Discussion in 'Sports and News' started by Baron Scicluna, May 6, 2010.

  1. 93Devil

    93Devil Well-Known Member

    So you don't think that the unrest in Arizona has anything to do with this? That is your stance on this?

    And you think the Democrats are the ones behind this infringment of rights? Just want to be straight on this.
     
  2. 93Devil

    93Devil Well-Known Member

    If you allow this right be taken away from students, what is the next right you are willing to give up?

    If you allow the line to be redrawn over and over, I don't think you will like where it will end up being drawn.
     
  3. Armchair_QB

    Armchair_QB Well-Known Member

    I'd like somebody to get parents of a few of the Hispanic kids on record as to how the feel about the assumption that their kids would riot at the sight of white kids wearing an American flag shirt.

    The principal essentially called these kids uncontrollable thugs. Seems a bit racist to me.
     
  4. Piotr Rasputin

    Piotr Rasputin New Member

    Not about the flag itself, not about race.

    It's about a group of dudes deliberately trying to start shit at school (the bandannas were a dead giveaway, for those attempting to go Devil's Advocate here. Bandannas aren't exactly stylish for high school boys in San Francisco).

    Your passion is noteworthy. Your conclusions are not.

    Teenage boys don't need cosmic reasons to be a-holes.
     
  5. RickStain

    RickStain Well-Known Member

    Everyone knows they were trying to be jerks. You don't have to keep pointing it out. Some of us think that freedom of speech should extend to teenagers being jerks at school.
     
  6. Piotr Rasputin

    Piotr Rasputin New Member

    Freedom of speech doesn't extend to teenagers trying to start shit at school.

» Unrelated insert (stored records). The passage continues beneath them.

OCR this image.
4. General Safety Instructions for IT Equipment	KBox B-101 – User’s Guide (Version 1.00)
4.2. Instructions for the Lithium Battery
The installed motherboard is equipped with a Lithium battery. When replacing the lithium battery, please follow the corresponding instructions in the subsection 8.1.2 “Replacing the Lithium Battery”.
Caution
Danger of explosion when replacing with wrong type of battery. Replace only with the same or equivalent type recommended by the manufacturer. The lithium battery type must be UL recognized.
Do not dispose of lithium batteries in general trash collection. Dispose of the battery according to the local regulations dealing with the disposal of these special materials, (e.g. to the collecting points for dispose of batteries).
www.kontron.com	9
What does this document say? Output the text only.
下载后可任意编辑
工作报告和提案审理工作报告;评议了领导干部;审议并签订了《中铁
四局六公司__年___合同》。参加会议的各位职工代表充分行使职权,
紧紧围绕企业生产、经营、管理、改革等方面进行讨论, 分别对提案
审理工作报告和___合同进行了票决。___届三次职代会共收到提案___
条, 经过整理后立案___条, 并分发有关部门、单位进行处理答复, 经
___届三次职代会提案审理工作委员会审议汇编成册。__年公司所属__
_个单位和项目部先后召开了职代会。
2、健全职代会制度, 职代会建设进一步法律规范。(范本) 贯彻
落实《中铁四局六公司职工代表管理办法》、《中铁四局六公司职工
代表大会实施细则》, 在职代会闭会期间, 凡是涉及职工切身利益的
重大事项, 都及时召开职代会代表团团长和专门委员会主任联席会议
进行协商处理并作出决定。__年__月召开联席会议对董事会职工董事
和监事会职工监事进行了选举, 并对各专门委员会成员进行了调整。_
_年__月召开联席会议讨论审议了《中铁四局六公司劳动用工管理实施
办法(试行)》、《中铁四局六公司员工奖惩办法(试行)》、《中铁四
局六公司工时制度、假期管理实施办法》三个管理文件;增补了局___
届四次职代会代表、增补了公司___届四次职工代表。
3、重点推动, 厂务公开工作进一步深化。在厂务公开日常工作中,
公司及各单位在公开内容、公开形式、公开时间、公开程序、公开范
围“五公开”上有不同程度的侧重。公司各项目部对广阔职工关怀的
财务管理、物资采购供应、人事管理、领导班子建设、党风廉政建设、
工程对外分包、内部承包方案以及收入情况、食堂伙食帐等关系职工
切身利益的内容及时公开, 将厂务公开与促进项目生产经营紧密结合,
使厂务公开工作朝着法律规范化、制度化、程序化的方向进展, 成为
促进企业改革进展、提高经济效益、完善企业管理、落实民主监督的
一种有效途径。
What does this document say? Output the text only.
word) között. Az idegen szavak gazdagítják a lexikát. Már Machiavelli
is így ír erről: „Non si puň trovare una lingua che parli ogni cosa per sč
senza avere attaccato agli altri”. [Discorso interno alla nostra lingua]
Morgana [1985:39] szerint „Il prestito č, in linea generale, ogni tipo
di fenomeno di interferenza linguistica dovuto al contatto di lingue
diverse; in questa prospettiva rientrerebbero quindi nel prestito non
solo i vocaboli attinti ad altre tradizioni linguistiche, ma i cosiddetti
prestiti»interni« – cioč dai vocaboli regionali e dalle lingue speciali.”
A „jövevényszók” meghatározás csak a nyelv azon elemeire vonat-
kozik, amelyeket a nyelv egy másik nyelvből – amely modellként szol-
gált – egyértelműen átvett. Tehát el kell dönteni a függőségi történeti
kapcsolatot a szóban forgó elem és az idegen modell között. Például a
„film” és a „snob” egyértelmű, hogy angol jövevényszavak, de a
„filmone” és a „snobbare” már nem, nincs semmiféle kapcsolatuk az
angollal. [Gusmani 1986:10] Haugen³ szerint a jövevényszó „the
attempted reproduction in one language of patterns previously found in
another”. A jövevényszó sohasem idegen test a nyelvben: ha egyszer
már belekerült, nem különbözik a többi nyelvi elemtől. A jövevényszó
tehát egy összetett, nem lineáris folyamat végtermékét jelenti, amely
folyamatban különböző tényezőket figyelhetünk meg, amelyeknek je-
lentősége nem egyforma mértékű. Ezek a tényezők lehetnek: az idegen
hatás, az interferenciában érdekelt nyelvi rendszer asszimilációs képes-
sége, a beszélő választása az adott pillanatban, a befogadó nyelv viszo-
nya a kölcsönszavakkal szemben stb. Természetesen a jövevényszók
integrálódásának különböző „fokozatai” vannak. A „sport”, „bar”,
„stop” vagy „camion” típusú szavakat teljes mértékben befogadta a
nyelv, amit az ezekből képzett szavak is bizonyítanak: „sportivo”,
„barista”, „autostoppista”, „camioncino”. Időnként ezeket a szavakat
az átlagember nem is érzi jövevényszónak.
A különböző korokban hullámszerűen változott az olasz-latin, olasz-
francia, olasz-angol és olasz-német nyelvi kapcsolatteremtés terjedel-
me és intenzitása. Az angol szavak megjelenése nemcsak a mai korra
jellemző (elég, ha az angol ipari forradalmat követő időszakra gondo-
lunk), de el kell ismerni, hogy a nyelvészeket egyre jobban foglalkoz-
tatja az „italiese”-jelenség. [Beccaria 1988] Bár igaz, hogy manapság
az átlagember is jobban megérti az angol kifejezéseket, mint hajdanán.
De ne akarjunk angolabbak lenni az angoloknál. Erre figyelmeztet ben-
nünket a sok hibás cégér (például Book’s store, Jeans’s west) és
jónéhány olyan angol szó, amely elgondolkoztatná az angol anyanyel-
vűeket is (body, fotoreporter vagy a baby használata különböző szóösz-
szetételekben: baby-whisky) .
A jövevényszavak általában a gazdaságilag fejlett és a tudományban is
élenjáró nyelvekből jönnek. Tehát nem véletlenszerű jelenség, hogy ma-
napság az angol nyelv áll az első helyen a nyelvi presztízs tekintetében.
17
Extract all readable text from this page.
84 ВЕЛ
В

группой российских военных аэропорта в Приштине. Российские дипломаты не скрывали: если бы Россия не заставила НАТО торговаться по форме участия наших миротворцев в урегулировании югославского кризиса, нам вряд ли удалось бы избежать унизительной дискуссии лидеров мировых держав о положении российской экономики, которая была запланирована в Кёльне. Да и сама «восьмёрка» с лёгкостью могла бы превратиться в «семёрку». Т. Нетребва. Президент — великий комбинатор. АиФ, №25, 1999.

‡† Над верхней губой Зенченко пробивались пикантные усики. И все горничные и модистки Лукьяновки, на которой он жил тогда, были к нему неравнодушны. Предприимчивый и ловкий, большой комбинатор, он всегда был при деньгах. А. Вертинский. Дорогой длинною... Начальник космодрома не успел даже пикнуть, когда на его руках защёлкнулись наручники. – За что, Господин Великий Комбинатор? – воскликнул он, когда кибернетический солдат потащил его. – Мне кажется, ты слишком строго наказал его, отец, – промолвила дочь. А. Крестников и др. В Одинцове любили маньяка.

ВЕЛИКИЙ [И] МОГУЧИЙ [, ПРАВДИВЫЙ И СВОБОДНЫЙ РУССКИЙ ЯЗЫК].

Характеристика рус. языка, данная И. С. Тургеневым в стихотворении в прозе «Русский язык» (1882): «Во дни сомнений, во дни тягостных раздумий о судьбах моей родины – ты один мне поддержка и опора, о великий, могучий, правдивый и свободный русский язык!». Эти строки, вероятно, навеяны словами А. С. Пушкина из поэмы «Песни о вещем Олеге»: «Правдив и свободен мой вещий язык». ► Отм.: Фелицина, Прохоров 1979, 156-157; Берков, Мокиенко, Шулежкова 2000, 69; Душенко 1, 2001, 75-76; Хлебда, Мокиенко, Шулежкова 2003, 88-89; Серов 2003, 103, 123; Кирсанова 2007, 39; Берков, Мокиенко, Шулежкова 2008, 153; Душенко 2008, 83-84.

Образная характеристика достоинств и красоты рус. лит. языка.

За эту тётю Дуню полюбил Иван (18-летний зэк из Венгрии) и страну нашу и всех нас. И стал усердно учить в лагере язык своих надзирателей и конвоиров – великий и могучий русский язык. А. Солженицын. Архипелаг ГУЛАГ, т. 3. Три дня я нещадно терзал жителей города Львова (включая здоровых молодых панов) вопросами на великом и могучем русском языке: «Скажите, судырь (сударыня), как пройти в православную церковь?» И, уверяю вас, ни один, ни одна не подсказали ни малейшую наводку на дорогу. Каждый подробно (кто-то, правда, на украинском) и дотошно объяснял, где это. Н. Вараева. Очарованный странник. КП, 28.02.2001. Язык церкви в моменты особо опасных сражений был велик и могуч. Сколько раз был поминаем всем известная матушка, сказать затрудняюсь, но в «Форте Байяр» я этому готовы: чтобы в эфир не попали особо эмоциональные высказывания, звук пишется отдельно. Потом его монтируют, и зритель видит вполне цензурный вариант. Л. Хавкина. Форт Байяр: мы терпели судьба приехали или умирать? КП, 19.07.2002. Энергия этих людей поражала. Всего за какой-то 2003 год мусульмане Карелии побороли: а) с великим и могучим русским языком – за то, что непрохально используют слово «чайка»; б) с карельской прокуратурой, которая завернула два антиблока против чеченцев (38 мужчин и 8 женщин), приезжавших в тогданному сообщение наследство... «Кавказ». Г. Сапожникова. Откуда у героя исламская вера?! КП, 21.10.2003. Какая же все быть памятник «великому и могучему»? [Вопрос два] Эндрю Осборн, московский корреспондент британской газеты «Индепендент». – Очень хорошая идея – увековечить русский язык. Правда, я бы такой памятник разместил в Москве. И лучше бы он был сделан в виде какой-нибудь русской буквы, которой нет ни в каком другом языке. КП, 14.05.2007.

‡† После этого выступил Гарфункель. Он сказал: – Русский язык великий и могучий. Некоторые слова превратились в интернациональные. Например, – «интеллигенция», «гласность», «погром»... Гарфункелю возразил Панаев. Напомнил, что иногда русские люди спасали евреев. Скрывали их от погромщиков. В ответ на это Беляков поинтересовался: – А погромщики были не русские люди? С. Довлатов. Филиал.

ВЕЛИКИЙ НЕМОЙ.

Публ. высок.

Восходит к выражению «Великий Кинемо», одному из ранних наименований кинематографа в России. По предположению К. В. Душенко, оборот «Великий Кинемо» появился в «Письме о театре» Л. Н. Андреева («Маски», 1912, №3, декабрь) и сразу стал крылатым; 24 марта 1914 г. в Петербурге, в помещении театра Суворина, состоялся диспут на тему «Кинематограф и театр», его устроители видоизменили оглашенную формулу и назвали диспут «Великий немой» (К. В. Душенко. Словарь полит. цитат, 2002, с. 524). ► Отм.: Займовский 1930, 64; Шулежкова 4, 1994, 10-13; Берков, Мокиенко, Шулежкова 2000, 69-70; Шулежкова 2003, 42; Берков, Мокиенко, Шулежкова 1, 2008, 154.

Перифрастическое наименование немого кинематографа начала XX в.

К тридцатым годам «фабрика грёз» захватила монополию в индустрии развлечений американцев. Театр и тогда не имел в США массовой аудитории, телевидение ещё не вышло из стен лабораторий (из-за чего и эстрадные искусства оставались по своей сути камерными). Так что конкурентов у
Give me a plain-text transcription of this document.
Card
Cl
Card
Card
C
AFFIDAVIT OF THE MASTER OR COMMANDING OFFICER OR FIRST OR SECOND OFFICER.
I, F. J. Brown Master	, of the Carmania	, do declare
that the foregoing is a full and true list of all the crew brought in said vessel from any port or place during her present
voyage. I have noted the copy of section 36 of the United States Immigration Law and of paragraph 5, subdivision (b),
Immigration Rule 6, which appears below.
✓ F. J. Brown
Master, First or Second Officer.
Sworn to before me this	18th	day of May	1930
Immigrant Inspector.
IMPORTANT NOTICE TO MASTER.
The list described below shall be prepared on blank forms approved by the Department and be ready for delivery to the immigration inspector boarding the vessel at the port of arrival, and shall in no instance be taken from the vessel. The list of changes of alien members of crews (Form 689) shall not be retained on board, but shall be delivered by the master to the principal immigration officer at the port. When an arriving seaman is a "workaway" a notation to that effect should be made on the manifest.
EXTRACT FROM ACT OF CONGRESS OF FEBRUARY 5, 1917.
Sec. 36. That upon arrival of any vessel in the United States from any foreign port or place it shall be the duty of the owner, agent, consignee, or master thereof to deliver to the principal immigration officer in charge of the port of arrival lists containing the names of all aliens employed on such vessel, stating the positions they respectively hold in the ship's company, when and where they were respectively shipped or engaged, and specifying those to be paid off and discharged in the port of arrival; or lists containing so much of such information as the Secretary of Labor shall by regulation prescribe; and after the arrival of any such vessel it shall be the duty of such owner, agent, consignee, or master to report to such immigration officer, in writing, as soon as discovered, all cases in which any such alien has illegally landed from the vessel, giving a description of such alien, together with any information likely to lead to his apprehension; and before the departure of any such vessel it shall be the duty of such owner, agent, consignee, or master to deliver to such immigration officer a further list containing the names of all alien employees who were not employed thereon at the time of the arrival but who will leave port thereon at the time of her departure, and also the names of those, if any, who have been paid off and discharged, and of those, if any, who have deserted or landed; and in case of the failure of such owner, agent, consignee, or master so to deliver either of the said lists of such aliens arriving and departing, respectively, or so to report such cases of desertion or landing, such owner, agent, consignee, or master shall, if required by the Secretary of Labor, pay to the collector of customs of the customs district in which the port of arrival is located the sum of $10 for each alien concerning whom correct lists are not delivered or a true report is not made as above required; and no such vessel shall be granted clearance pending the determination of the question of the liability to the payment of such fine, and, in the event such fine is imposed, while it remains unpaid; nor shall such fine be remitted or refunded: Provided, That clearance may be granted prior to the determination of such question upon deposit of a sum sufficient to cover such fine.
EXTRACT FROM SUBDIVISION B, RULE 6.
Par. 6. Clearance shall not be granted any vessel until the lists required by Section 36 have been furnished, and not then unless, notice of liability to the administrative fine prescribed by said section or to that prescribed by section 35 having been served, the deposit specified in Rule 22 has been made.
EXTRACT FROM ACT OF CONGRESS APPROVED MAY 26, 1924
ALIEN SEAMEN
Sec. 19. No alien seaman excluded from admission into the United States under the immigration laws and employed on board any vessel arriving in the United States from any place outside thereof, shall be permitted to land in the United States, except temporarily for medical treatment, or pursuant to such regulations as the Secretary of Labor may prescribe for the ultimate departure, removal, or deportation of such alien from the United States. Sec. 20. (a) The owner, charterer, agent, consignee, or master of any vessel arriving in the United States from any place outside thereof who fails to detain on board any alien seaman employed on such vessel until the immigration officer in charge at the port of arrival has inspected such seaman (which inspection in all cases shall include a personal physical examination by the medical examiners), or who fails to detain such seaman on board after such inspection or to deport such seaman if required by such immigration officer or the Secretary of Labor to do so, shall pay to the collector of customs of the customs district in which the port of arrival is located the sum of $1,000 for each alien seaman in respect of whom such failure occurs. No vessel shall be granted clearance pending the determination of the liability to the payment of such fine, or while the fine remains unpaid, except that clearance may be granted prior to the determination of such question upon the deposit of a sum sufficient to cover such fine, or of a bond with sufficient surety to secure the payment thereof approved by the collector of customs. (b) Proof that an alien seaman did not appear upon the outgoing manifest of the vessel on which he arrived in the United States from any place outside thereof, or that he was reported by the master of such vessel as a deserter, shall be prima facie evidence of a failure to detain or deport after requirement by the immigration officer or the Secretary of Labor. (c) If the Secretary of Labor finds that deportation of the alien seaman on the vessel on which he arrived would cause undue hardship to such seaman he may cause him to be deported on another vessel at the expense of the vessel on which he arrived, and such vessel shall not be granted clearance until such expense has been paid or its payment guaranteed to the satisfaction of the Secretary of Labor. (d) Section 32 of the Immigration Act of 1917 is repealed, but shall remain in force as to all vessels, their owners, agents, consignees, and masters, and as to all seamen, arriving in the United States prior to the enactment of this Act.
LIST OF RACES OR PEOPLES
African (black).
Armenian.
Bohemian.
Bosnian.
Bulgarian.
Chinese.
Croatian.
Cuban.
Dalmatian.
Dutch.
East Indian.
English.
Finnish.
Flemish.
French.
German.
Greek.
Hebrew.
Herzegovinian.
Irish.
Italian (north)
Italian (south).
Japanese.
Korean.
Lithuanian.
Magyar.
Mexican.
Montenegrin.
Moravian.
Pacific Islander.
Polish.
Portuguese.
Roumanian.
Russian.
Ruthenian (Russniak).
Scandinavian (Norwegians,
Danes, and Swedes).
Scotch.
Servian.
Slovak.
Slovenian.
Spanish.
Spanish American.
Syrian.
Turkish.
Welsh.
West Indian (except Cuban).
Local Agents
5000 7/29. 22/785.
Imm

    Surely I don't have to go through the whole "Congress shall make no law . . ." aspect, right?

    Uptight principal can stop whatever he or she feels is a possible problem.
     
  7. 93Devil

    93Devil Well-Known Member

    Teenagers follow what they see, and they can be assholes about almost anything. They decided to allegedly harass Hispanics.
     
  8. 93Devil

    93Devil Well-Known Member

    No they cannot. There are a shit load of Supreme Court rulings that will back this up.
     
  9. Piotr Rasputin

    Piotr Rasputin New Member

    Supreme Court rulings that say a school principal cannot step in when they feel there's a potential problem?

    OK, I'm ready to stand corrected.

    List them.

    EDIT: Never mind.

    http://findarticles.com/p/articles/mi_m0BUE/is_1_140/ai_n21092910/

    So the kids and their mommys and daddys should take this to the Supreme Court, then.

    "My son has the right to attempt to provoke others at school!"
     
  10. RickStain

    RickStain Well-Known Member

    I know that. But it should.

    Although it's a little more complicated than you are making it out to be. The fact that the principal wanted to avoid what he thought might be trouble doesn't automatically make it allowable restriction of speech, and the fact that they wanted to say it doesn't automatically mean it is protected.
     
  11. Piotr Rasputin

    Piotr Rasputin New Member

    I understand that. But I also think an administrator has to have the power to see this type of "speech," and put a stop to it.
     
  12. Armchair_QB

    Armchair_QB Well-Known Member

    So I'm assuming you're all ok with the principal treating the Mexican kids as if they are all a bunch of uncontrollable thugs.